# New Defy Advanced 3 Compact - But Which Wheels



## MRM1 (Sep 13, 2008)

I take delivery of my new 2011 Defy Advanced 3 Compact tomorrow. Planning on a quick 30 mile group ride from the shop at the end of the day.

But wondering, when I have time I am thinking of switching out the stock wheels for my existing Neuvation M28 Aero Wheels. Which wheels would be the better choice? I have just over 2000 miles on the M28s. They have held up very well and roll extremely well. 

What would be the differences / better choice between the M28s and the stock Giant P-R2 rims with Formula Sealed Cartridge hubs. The Neuvations weigh 733g / 993g without QRs.

Also have new Vittoria Zaffiro Pro 23s tires on the Neuvations. The Giant comes with Giant P-R3's Keep the stock or opt for the Zaffiro's? 

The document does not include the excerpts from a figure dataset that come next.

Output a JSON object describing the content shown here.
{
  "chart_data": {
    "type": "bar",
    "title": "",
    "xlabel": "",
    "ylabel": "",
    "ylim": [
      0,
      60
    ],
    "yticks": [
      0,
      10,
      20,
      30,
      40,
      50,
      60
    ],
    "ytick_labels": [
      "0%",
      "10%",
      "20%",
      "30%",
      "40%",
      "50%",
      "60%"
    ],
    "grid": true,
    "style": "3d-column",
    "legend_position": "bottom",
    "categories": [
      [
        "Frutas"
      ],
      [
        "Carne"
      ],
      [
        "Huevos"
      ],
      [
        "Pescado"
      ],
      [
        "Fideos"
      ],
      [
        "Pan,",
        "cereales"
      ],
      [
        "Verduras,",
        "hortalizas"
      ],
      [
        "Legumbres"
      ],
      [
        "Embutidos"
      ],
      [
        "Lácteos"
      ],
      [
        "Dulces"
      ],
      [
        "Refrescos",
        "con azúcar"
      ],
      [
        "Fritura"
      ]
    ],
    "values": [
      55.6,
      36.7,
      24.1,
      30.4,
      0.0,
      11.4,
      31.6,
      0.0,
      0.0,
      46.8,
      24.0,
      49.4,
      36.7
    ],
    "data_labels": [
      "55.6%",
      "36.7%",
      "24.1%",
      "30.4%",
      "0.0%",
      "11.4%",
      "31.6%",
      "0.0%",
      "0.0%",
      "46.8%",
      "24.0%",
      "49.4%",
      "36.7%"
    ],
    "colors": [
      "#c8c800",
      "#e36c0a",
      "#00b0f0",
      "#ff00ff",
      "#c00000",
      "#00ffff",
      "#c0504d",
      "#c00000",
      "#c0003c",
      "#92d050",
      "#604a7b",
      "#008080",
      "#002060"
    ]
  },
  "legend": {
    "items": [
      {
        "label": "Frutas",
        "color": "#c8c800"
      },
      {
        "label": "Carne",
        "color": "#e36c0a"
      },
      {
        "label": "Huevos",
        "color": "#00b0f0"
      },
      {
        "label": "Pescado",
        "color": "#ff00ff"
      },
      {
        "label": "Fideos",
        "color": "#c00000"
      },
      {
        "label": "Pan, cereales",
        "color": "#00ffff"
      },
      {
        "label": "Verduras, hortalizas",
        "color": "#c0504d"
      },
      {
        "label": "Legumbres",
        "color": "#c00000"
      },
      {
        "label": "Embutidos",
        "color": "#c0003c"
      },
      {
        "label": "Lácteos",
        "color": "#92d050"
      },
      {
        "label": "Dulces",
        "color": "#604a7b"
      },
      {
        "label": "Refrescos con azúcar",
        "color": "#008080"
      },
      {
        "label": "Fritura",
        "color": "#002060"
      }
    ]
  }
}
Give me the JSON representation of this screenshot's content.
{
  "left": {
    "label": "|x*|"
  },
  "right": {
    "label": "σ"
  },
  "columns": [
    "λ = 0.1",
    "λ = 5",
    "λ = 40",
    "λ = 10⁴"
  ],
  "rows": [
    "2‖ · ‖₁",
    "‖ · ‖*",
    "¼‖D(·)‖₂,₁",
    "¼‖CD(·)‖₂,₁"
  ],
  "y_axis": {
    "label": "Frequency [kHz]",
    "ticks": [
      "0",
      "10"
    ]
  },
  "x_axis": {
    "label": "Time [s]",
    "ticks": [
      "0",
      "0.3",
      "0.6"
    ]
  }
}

Here are the Neuvations on my existing bike - Felt Z100. Black Rims, Chrome Hubs, Bladed Spokes:


----------



## cmanbrazil (Sep 7, 2011)

I would like to know what you decided? I won't be upgrading wheels this year but I was thinking about getting the continental 4000 s tires instead of the stock.
Btw still waiting on the Bike!


----------